Henry Cornelius Burnett
Henry Cornelius Burnett was an American politician. He served as a Confederate States Senator from Kentucky from 1862 to 1865. Burnett served four terms in the U.S. House of Representatives from 1855 to 1861. He was indicted for treason after the war, but never tried. He died of cholera in 1866 at the age of 40.
About Henry Cornelius Burnett in brief
Henry Cornelius Burnett was an American politician. He served as a Confederate States Senator from Kentucky from 1862 to 1865. Burnett served four terms in the U.S. House of Representatives from 1855 to 1861. He was indicted for treason after the war, but never tried. He died of cholera in 1866 at the age of 40. Burnett supported fellow Kentuckian John C. Breckinridge for president in the 1860 presidential election. His victory resulted in seven Southern states declaring their secession from the Union. Burnett’s actions were deemed treasonable by his colleagues in Congress, and he was expelled from the House in 1861. The younger Henry C. Burnett became a successful lawyer in Paducah and, later, Louisville. He owned five slaves in Trigg County in 1850. In 1860, in 1860, Burnett owned seven slaves in Cadiz, as well as leased three slaves to J. L. Parrish in Christian County. In the first election following the ratification of the Kentucky Constitution of 1850, he defeated James E. Thompson for clerk of the circuit court. Burnett resigned in 1853 to run for Congress. Later that year, he was elected as a Democrat to the 34th Congress, succeeding Speaker of the House Linn Boyd. He chaired the Committee of Enquiry regarding the sale of Fort Snelling and served on the Committee on the District of Columbia. Burnett endorsed the ill-fated Peace Conference of 1861, which led to the rapid secessions of Mississippi, Florida, Alabama, Georgia, Louisiana, Texas, and Louisiana.

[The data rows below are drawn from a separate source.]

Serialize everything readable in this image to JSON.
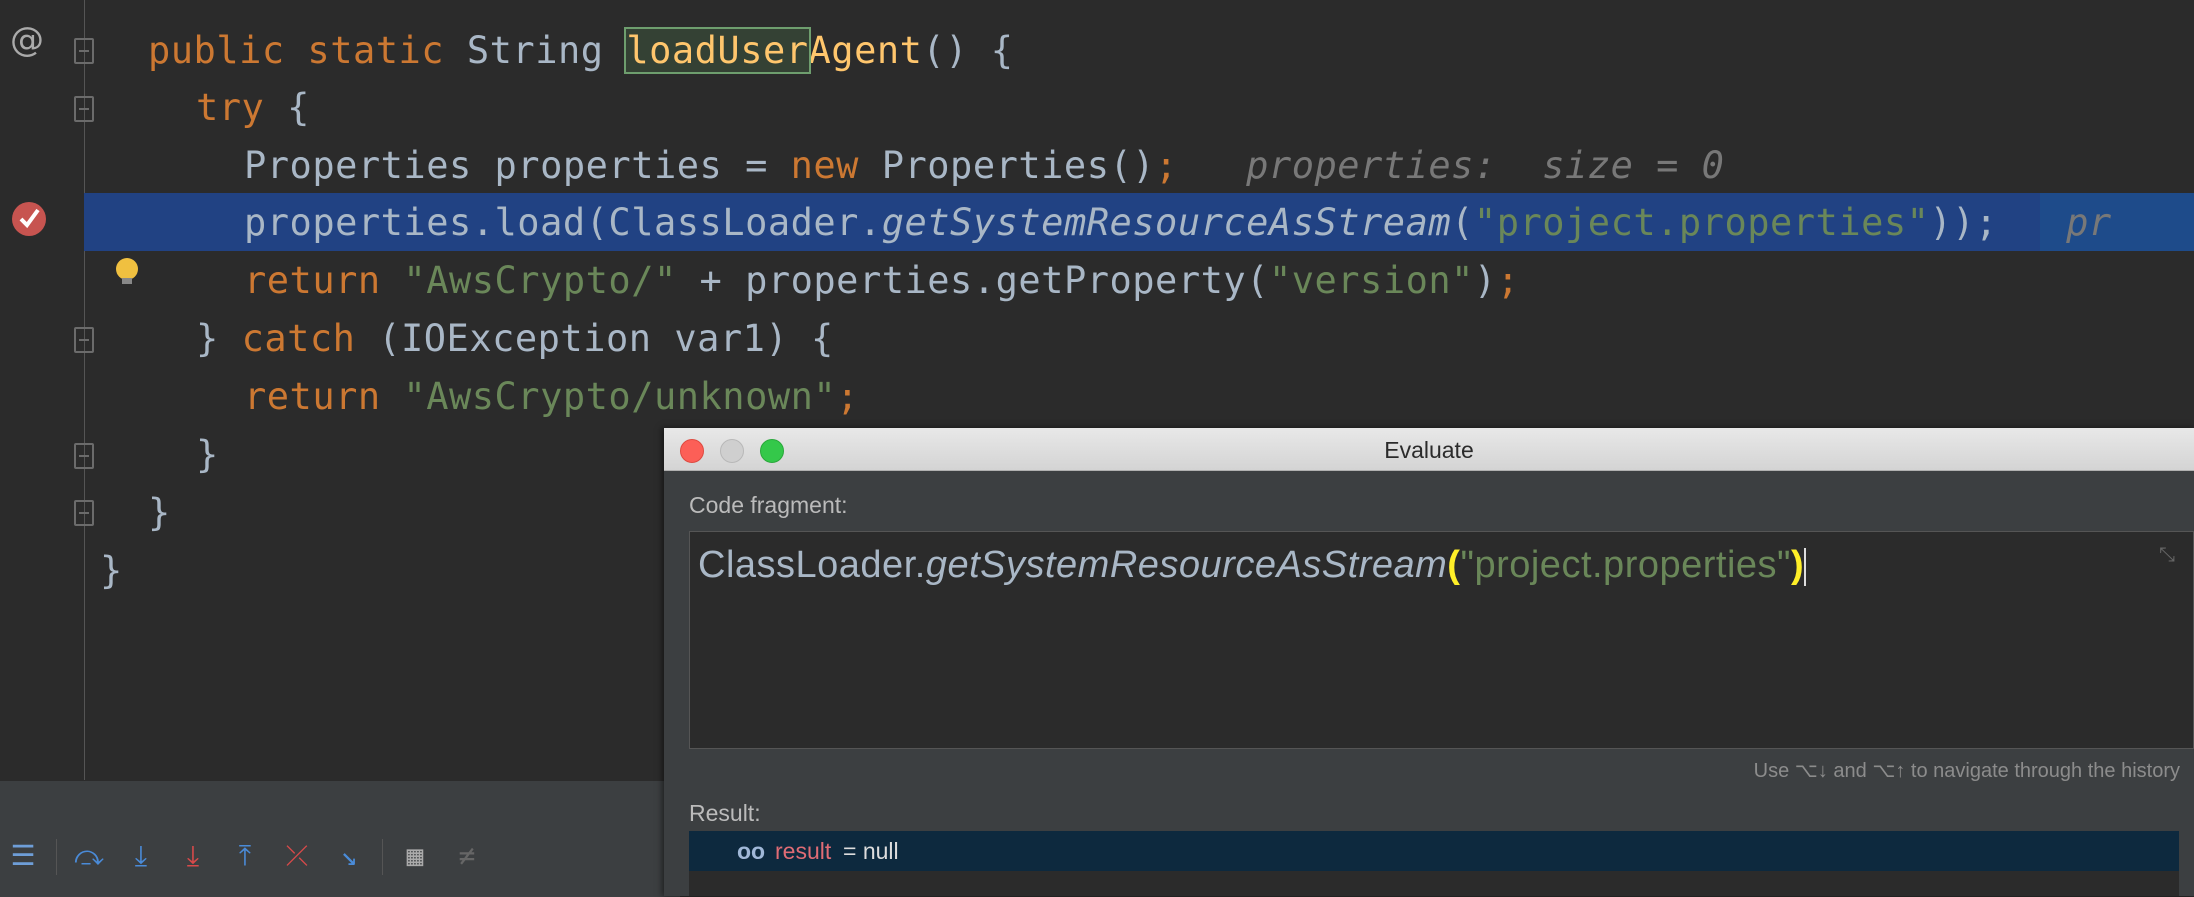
{
  "editor": {
    "gutter_at": "@",
    "lines": {
      "l1": {
        "kw": "public static",
        "type": " String ",
        "method_match": "loadUser",
        "method_rest": "Agent",
        "rest": "() {"
      },
      "l2": {
        "kw": "try",
        "rest": " {"
      },
      "l3": {
        "pre": "Properties properties = ",
        "kw": "new",
        "post": " Properties()",
        "semi": ";",
        "hint": "properties:  size = 0"
      },
      "l4": {
        "pre": "properties.load(ClassLoader.",
        "call": "getSystemResourceAsStream",
        "open": "(",
        "str": "\"project.properties\"",
        "close": "));",
        "hint": "pr"
      },
      "l5": {
        "kw": "return",
        "str": " \"AwsCrypto/\"",
        "mid": " + properties.getProperty(",
        "str2": "\"version\"",
        "close": ")",
        "semi": ";"
      },
      "l6": {
        "brace": "} ",
        "kw": "catch",
        "rest": " (IOException var1) {"
      },
      "l7": {
        "kw": "return",
        "str": " \"AwsCrypto/unknown\"",
        "semi": ";"
      },
      "l8": {
        "rest": "}"
      },
      "l9": {
        "rest": "}"
      },
      "l10": {
        "rest": "}"
      }
    }
  },
  "toolbar": {
    "icons": [
      "list-icon",
      "step-over-icon",
      "step-into-icon",
      "force-step-into-icon",
      "step-out-icon",
      "drop-frame-icon",
      "run-to-cursor-icon",
      "evaluate-icon",
      "trace-icon"
    ]
  },
  "dialog": {
    "title": "Evaluate",
    "code_fragment_label": "Code fragment:",
    "code": {
      "pre": "ClassLoader.",
      "call": "getSystemResourceAsStream",
      "open": "(",
      "str": "\"project.properties\"",
      "close": ")"
    },
    "history_hint": "Use ⌥↓ and ⌥↑ to navigate through the history",
    "result_label": "Result:",
    "result": {
      "icon": "oo",
      "name": "result",
      "eq": " = null"
    }
  },
  "colors": {
    "editor_bg": "#2b2b2b",
    "keyword": "#cc7832",
    "string": "#6a8759",
    "selection": "#214283",
    "breakpoint": "#c75450",
    "result_name": "#e06c75"
  }
}
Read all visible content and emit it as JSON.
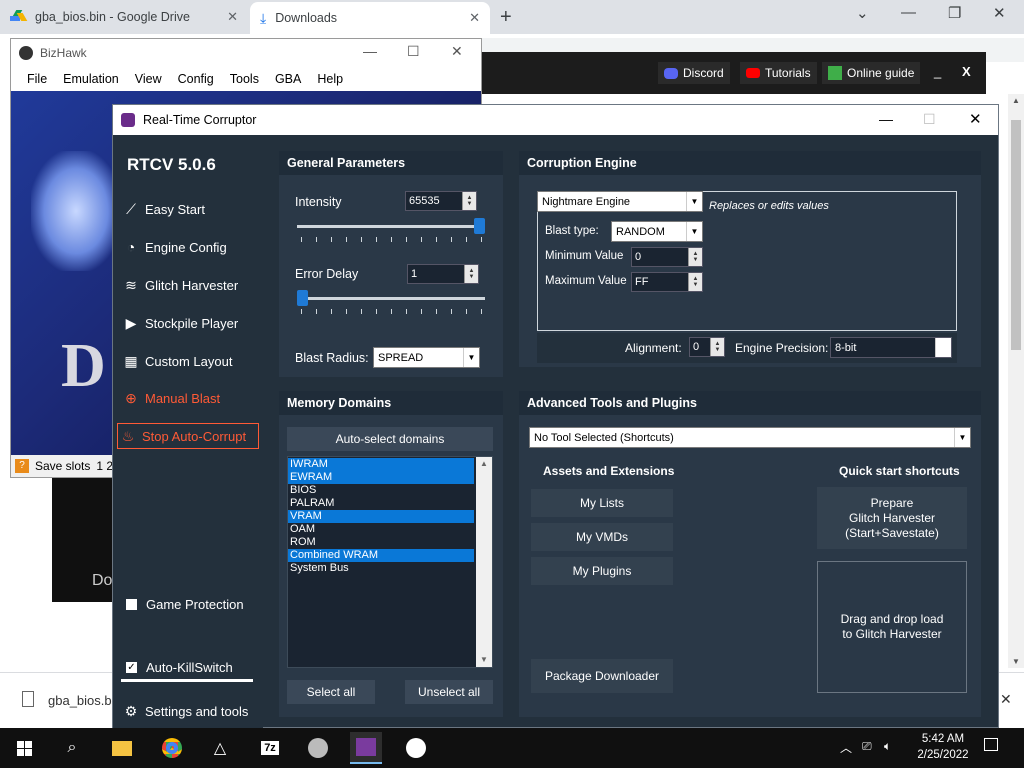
{
  "chrome": {
    "tab1_title": "gba_bios.bin - Google Drive",
    "tab2_title": "Downloads",
    "tab_close": "✕",
    "new_tab": "+",
    "minimize": "⌄",
    "restore": "—",
    "maximize": "❐",
    "close": "✕"
  },
  "banner": {
    "discord": "Discord",
    "tutorials": "Tutorials",
    "online_guide": "Online guide",
    "minimize": "_",
    "close": "X"
  },
  "downloads_bar": {
    "file_name": "gba_bios.bi"
  },
  "background_game": {
    "partial_text": "Do"
  },
  "bizhawk": {
    "title": "BizHawk",
    "menu": [
      "File",
      "Emulation",
      "View",
      "Config",
      "Tools",
      "GBA",
      "Help"
    ],
    "status_label": "Save slots",
    "status_slots": "1  2",
    "game_letter": "D"
  },
  "rtc": {
    "title": "Real-Time Corruptor",
    "version": "RTCV 5.0.6",
    "sidebar": {
      "easy_start": "Easy Start",
      "engine_config": "Engine Config",
      "glitch_harvester": "Glitch Harvester",
      "stockpile_player": "Stockpile Player",
      "custom_layout": "Custom Layout",
      "manual_blast": "Manual Blast",
      "stop_auto_corrupt": "Stop Auto-Corrupt",
      "game_protection": "Game Protection",
      "auto_killswitch": "Auto-KillSwitch",
      "settings_and_tools": "Settings and tools"
    },
    "general": {
      "title": "General Parameters",
      "intensity_label": "Intensity",
      "intensity_value": "65535",
      "intensity_level": 1.0,
      "error_delay_label": "Error Delay",
      "error_delay_value": "1",
      "error_delay_level": 0.0,
      "blast_radius_label": "Blast Radius:",
      "blast_radius_value": "SPREAD"
    },
    "engine": {
      "title": "Corruption Engine",
      "engine_value": "Nightmare Engine",
      "engine_desc": "Replaces or edits values",
      "blast_type_label": "Blast type:",
      "blast_type_value": "RANDOM",
      "min_label": "Minimum Value",
      "min_value": "0",
      "max_label": "Maximum Value",
      "max_value": "FF",
      "alignment_label": "Alignment:",
      "alignment_value": "0",
      "precision_label": "Engine Precision:",
      "precision_value": "8-bit"
    },
    "memory": {
      "title": "Memory Domains",
      "auto_select": "Auto-select domains",
      "domains": [
        {
          "name": "IWRAM",
          "selected": true
        },
        {
          "name": "EWRAM",
          "selected": true
        },
        {
          "name": "BIOS",
          "selected": false
        },
        {
          "name": "PALRAM",
          "selected": false
        },
        {
          "name": "VRAM",
          "selected": true
        },
        {
          "name": "OAM",
          "selected": false
        },
        {
          "name": "ROM",
          "selected": false
        },
        {
          "name": "Combined WRAM",
          "selected": true
        },
        {
          "name": "System Bus",
          "selected": false
        }
      ],
      "select_all": "Select all",
      "unselect_all": "Unselect all"
    },
    "advanced": {
      "title": "Advanced Tools and Plugins",
      "tool_select": "No Tool Selected (Shortcuts)",
      "assets_title": "Assets and Extensions",
      "my_lists": "My Lists",
      "my_vmds": "My VMDs",
      "my_plugins": "My Plugins",
      "package_downloader": "Package Downloader",
      "quick_title": "Quick start shortcuts",
      "prepare_gh": "Prepare\nGlitch Harvester\n(Start+Savestate)",
      "drag_drop": "Drag and drop load\nto Glitch Harvester"
    }
  },
  "taskbar": {
    "time": "5:42 AM",
    "date": "2/25/2022",
    "app_7z": "7z"
  },
  "colors": {
    "rtc_bg": "#23303c",
    "panel": "#2a3847",
    "accent_red": "#ff5a36",
    "selection_blue": "#0a78d7"
  }
}
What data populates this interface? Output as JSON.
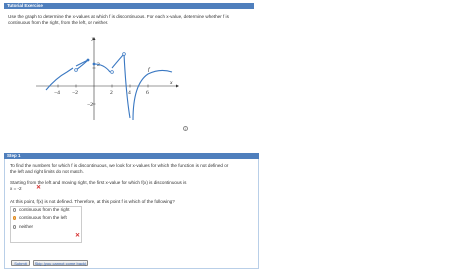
{
  "tutorial": {
    "title": "Tutorial Exercise",
    "intro_line1": "Use the graph to determine the x-values at which f is discontinuous. For each x-value, determine whether f is",
    "intro_line2": "continuous from the right, from the left, or neither."
  },
  "graph": {
    "y_axis_label": "y",
    "x_axis_label": "x",
    "function_label": "f",
    "tick_labels": [
      "−4",
      "−2",
      "2",
      "4",
      "6",
      "2",
      "−2"
    ]
  },
  "step": {
    "title": "Step 1",
    "hint_line1": "To find the numbers for which f is discontinuous, we look for x-values for which the function is not defined or",
    "hint_line2": "the left and right limits do not match.",
    "lead": "Starting from the left and moving right, the first x-value for which f(x) is discontinuous is",
    "answer_point": "x = -2",
    "question": "At this point, f(x) is not defined. Therefore, at this point f is which of the following?",
    "options": [
      "continuous from the right",
      "continuous from the left",
      "neither"
    ],
    "selected_option": 1
  },
  "buttons": {
    "submit": "Submit",
    "skip": "Skip (you cannot come back)"
  },
  "colors": {
    "header_bar": "#4f7fbd",
    "curve": "#3a78c2",
    "wrong_mark": "#d63030",
    "selected_radio": "#e08a1e"
  }
}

He also endorsed the army and navy and raising funds for the nation by strengthening the treasury and raising the funds for war. However, on May 4, 1861, he proposed an amendment stipulating that none of these new appropriations could be used to subdue or make war against the southern states. To avert war, Kentucky’s General Assembly called for a meeting of states to convene in Frankfort on May 27, after the Confederates fired on Fort Sumter on June 4, and then called for the meeting on June 6, after Sumter was fired on. Burnett was elected to Congress in 1855 and re-elected to the three succeeding Congresses. He is one of only five members of Congress ever to be expelled. After his expulsion, Burnett served in the Provisional Confederate Congress and the First and Second Confederate Senates. In 1861, Burnett also raised a Confederate regiment at Hopkinsville, Kentucky, and briefly serve in the Confederate States Army. In 1853, Burnett married Mary A. Terry, the daughter of a prominent Cadiz merchant. The couple had four children: John, Emeline, Henry, and Terry. They had a four-year-old son, John, who was born in 1847, and later died in 1858. In his early childhood, the family moved to Cadiz.